En échange de son renoncement au projet, le Front où converge la substance de ce que constituent la classe politique et la société civile maliennes, a obtenu des médiateurs qu’ils s’impliquent activement, à leur tour, afin que cessent le siège de l’Assemblée Nationale par les badauds de ‘Yéréwolo-Ton’, de l’ORTM ainsi que de l’Aéroport du Mali où règne une certaine atmosphère martiale, depuis le coup de force du 22 Mars 2012. La liste n’est pas exhaustive. Au nombre des doléances exprimées par le FDR figurent, par ailleurs, le retour définitif de l’armée dans les casernes, la sécurisation des organes de la transition, ainsi que le recours aux Forces en Attente de la Cédéao pour faire libérer le Nord-Mali sous occupation des forces d’Ançar Dine et du MNLA.
En dépit de ces contreparties, qui restent somme toute hypothétiques, la nouvelle du report de la marche est tombée comme un couperet. Elle a été accueillie avec froideur et indignation par les militants d’un Front très déterminé à prouver à la face du monde que les adeptes de comportements excessifs ne sont guère les plus dominants sur la scène publique malienne et que Dioncounda Traoré, président de la Transition physiquement agressé, jouit du soutien beaucoup plus important et consistant de la majorité consciente silencieuse.
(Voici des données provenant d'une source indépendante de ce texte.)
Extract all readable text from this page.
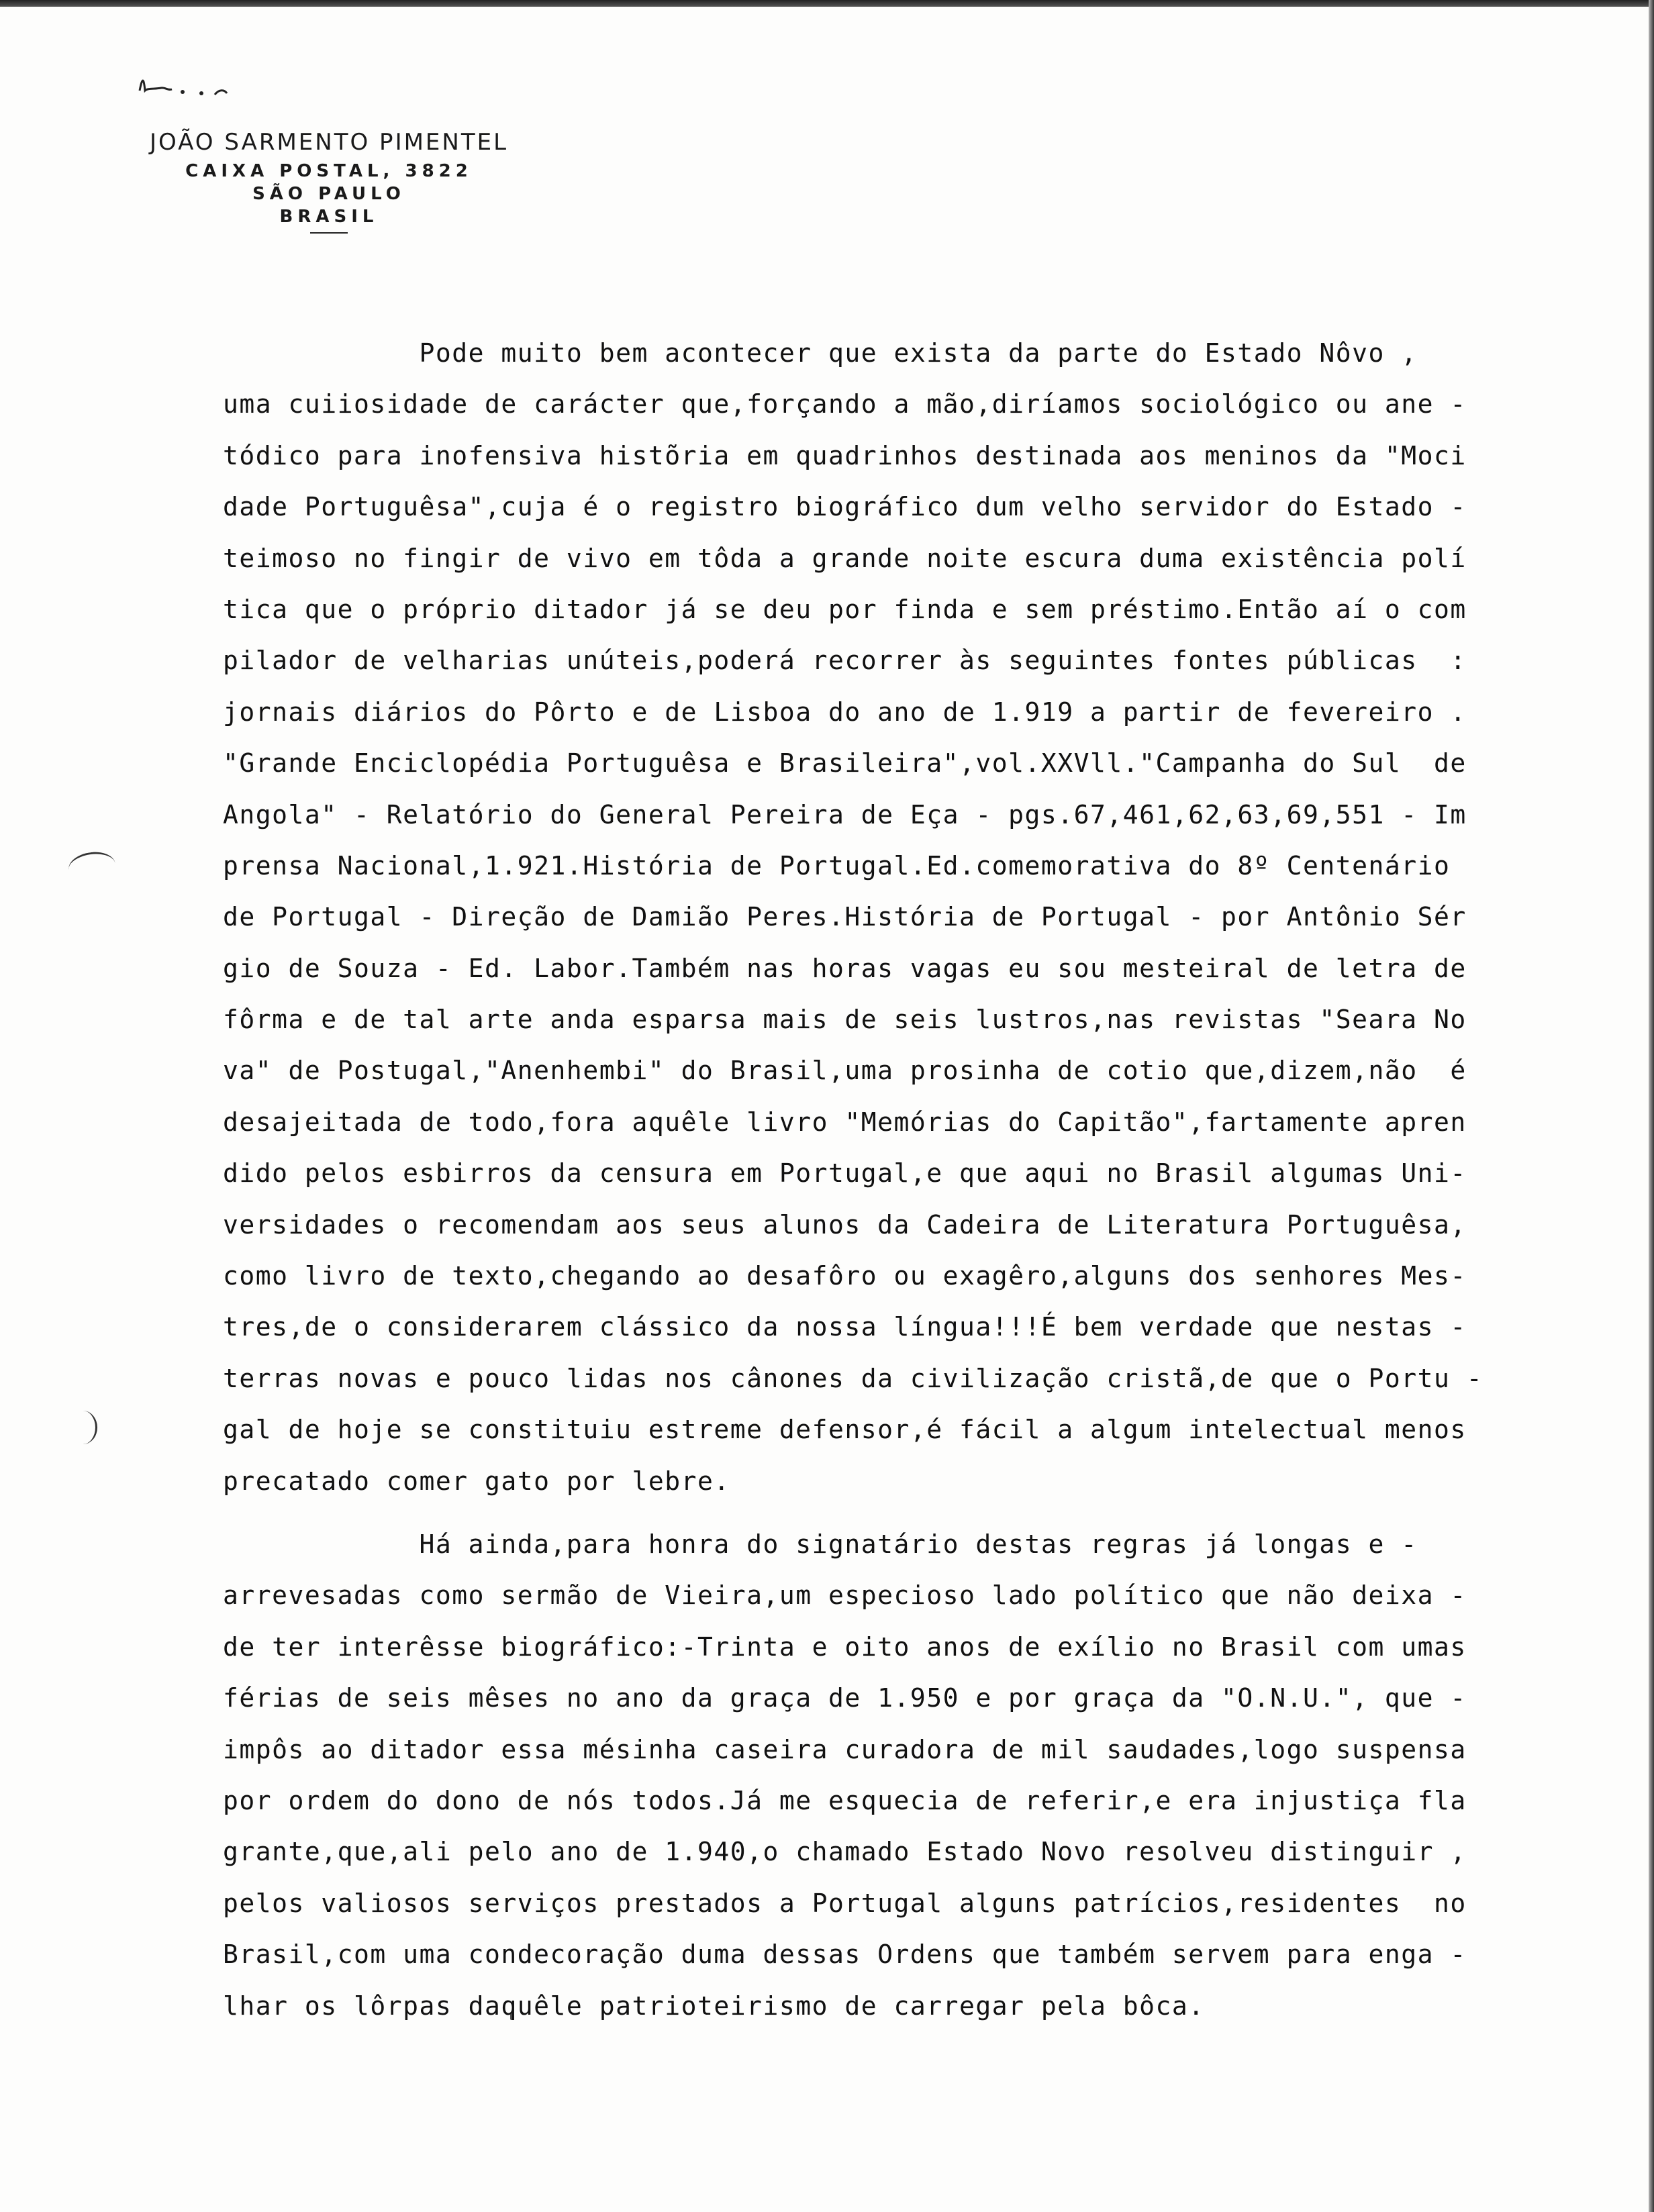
JOÃO SARMENTO PIMENTEL
CAIXA POSTAL, 3822
SÃO PAULO
BRASIL
Pode muito bem acontecer que exista da parte do Estado Nôvo ,
uma cuiiosidade de carácter que,forçando a mão,diríamos sociológico ou ane -
tódico para inofensiva histõria em quadrinhos destinada aos meninos da "Moci
dade Portuguêsa",cuja é o registro biográfico dum velho servidor do Estado -
teimoso no fingir de vivo em tôda a grande noite escura duma existência polí
tica que o próprio ditador já se deu por finda e sem préstimo.Então aí o com
pilador de velharias unúteis,poderá recorrer às seguintes fontes públicas  :
jornais diários do Pôrto e de Lisboa do ano de 1.919 a partir de fevereiro .
"Grande Enciclopédia Portuguêsa e Brasileira",vol.XXVll."Campanha do Sul  de
Angola" - Relatório do General Pereira de Eça - pgs.67,461,62,63,69,551 - Im
prensa Nacional,1.921.História de Portugal.Ed.comemorativa do 8º Centenário
de Portugal - Direção de Damião Peres.História de Portugal - por Antônio Sér
gio de Souza - Ed. Labor.Também nas horas vagas eu sou mesteiral de letra de
fôrma e de tal arte anda esparsa mais de seis lustros,nas revistas "Seara No
va" de Postugal,"Anenhembi" do Brasil,uma prosinha de cotio que,dizem,não  é
desajeitada de todo,fora aquêle livro "Memórias do Capitão",fartamente apren
dido pelos esbirros da censura em Portugal,e que aqui no Brasil algumas Uni-
versidades o recomendam aos seus alunos da Cadeira de Literatura Portuguêsa,
como livro de texto,chegando ao desafôro ou exagêro,alguns dos senhores Mes-
tres,de o considerarem clássico da nossa língua!!!É bem verdade que nestas -
terras novas e pouco lidas nos cânones da civilização cristã,de que o Portu -
gal de hoje se constituiu estreme defensor,é fácil a algum intelectual menos
precatado comer gato por lebre.
Há ainda,para honra do signatário destas regras já longas e -
arrevesadas como sermão de Vieira,um especioso lado político que não deixa -
de ter interêsse biográfico:-Trinta e oito anos de exílio no Brasil com umas
férias de seis mêses no ano da graça de 1.950 e por graça da "O.N.U.", que -
impôs ao ditador essa mésinha caseira curadora de mil saudades,logo suspensa
por ordem do dono de nós todos.Já me esquecia de referir,e era injustiça fla
grante,que,ali pelo ano de 1.940,o chamado Estado Novo resolveu distinguir ,
pelos valiosos serviços prestados a Portugal alguns patrícios,residentes  no
Brasil,com uma condecoração duma dessas Ordens que também servem para enga -
lhar os lôrpas daquêle patrioteirismo de carregar pela bôca.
Le vent de froid, transporté par le report de la marche, aura particulièrement soufflé sur la jeunesse du FDR. Manifestement choquée par la concession faite par ses dirigeants, les jeunes du Front n’ont pu contenir une colère que certains ont même manifestée par des jurons, des grossièretés et des propos peu amènes à l’adresse de leurs leaders. ”Comment expliquer aux militants déjà mobilisés à la base que le rendez-vous a ainsi unilatéralement capoté? “. Cette gênante interrogation revenait en leitmotiv sur les lèvres dans les rangs d’une jeunesse, qui arrivait à peine à digérer que tant d’élans soient brisés, à quelques encablures de la date et après tant de sacrifices consentis.
Pour les plus passionnés d’entre les militants, le désarroi découle de ressentiments purement subjectifs, tandis que la déception, pour d’autres, repose sur des arguments pour le moins rationnellement solides. Ils s’expliquent par exemple difficilement que les leaders du front aient aussi facilement sacrifié les énergies déployées pour la marche en cédant aux sollicitations de notabilités, qui ont visiblement failli à leur rôle dans la crise politique que traverse le pays depuis le coup d’Etat du 22 Mars dernier. Si les religieux et les notabilités de Bamako jouaient convenablement leur partition, elles auraient dû empêcher que l’Assemblée Nationale soit assiégée par des vandales, que des injures et incitations à la haine soient impunément proférées par certaines radios de la place, et qu’une manifestation antérieure ait pu déboucher sur une atteinte à l’intégrité physique et morale de la plus haute autorité de la République, soutiennent la plupart des activistes désemparés face à la décision de surseoir à la marche du Front anti-putschiste. Et d’autres d’ajouter, tout s’étonnant qu’une marche pacifique puisse susciter autant d’inquiétudes, que la neutralité n’a jamais été la vertu première de certains religieux depuis le déclenchement de la crise. Ils en veulent pour preuve, du reste, la précipitation avec laquelle certains leaders religieux du Haut Conseil Islamique ont rapproché les putschistes au lendemain du coup d’État, ainsi que l’intérêt à peine voilé qu’ils manifestaient pour la direction de la transition au détriment du politique.